The two terms describe the same well-made fuel from different angles. Denaturing means a small bittering agent has been added to make ethanol undrinkable, which is standard for all fuel-grade alcohol, while bioethanol describes ethanol made from renewable plant feedstocks. A quality fireplace fuel is denatured bioethanol that has been refined and formulated specifically for decorative burners.

How should I store bioethanol fuel at home?

In practice, storage comes down to a cool, well-ventilated spot, an approved non-red container, and distance from heat and naked flames.
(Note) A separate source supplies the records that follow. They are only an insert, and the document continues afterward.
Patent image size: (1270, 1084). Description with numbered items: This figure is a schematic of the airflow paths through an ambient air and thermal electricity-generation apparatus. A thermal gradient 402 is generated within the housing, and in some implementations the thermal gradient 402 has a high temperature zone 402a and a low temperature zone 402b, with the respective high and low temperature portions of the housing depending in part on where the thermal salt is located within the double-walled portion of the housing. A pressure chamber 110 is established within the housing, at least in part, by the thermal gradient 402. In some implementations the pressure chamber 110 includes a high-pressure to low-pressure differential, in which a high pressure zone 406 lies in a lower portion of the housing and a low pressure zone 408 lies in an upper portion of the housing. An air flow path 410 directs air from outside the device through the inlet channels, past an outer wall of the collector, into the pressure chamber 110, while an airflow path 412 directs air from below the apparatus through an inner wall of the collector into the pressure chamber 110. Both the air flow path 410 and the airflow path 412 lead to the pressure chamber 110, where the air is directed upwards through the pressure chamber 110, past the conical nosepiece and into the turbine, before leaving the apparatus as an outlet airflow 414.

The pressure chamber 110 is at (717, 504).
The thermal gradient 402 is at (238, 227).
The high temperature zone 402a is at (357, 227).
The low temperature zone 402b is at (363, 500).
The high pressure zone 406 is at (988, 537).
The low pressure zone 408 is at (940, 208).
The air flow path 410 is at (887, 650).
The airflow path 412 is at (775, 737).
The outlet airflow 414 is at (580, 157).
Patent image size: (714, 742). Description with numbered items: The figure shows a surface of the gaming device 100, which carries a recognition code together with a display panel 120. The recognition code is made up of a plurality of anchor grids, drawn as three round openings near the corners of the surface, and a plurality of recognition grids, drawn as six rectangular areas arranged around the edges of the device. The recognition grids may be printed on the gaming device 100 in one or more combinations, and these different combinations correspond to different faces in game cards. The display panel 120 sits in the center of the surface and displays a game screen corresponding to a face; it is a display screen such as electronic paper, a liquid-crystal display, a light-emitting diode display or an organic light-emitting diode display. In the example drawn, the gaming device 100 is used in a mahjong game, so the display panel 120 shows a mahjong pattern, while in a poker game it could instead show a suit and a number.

Indoor quantities are typically permit-free up to around 5 gal [20 L], with larger outdoor volumes subject to local permit rules. Ethanol is a Class 3 flammable liquid, so removing ignition sources from the storage area and never decanting near a flame covers the essentials.

Why does fuel quality affect the flame?

Purity, alcohol concentration, and the additive package all change how the fuel combusts, which directly affects the brightness, height, and steadiness of the flame. A fuel formulated for a specific burner burns predictably, while a generic alcohol can produce a weaker, odorous, or inconsistent flame. This is why EcoSmart Fire specifies e-NRG across its ranges and advises cleaning a burner before switching over from any other fuel.

The fuel is the fire

Strip a bioethanol fireplace back to its essentials and the fuel is what’s left doing the work. It decides whether the flame holds steady or wavers, whether the air stays clean or the room feels close, and whether the environmental story holds up under a careful eye. The chemistry is genuinely elegant: a renewable liquid that burns to little more than carbon dioxide and water vapour when given the oxygen to do so completely, and a fire freed from the chimney that once dictated where it could live.

That last condition is the thread tying the whole guide together. The same complete combustion that makes the fuel clean is what makes it sustainable, and the same purity that keeps the flame beautiful is what keeps the air good to breathe. Respect the ventilation, match the fuel to the appliance, store it sensibly, and a bioethanol fire delivers on every promise the design made. Choose the fuel as carefully as you chose the fireplace, and the fire will keep faith with the room for as long as you light it.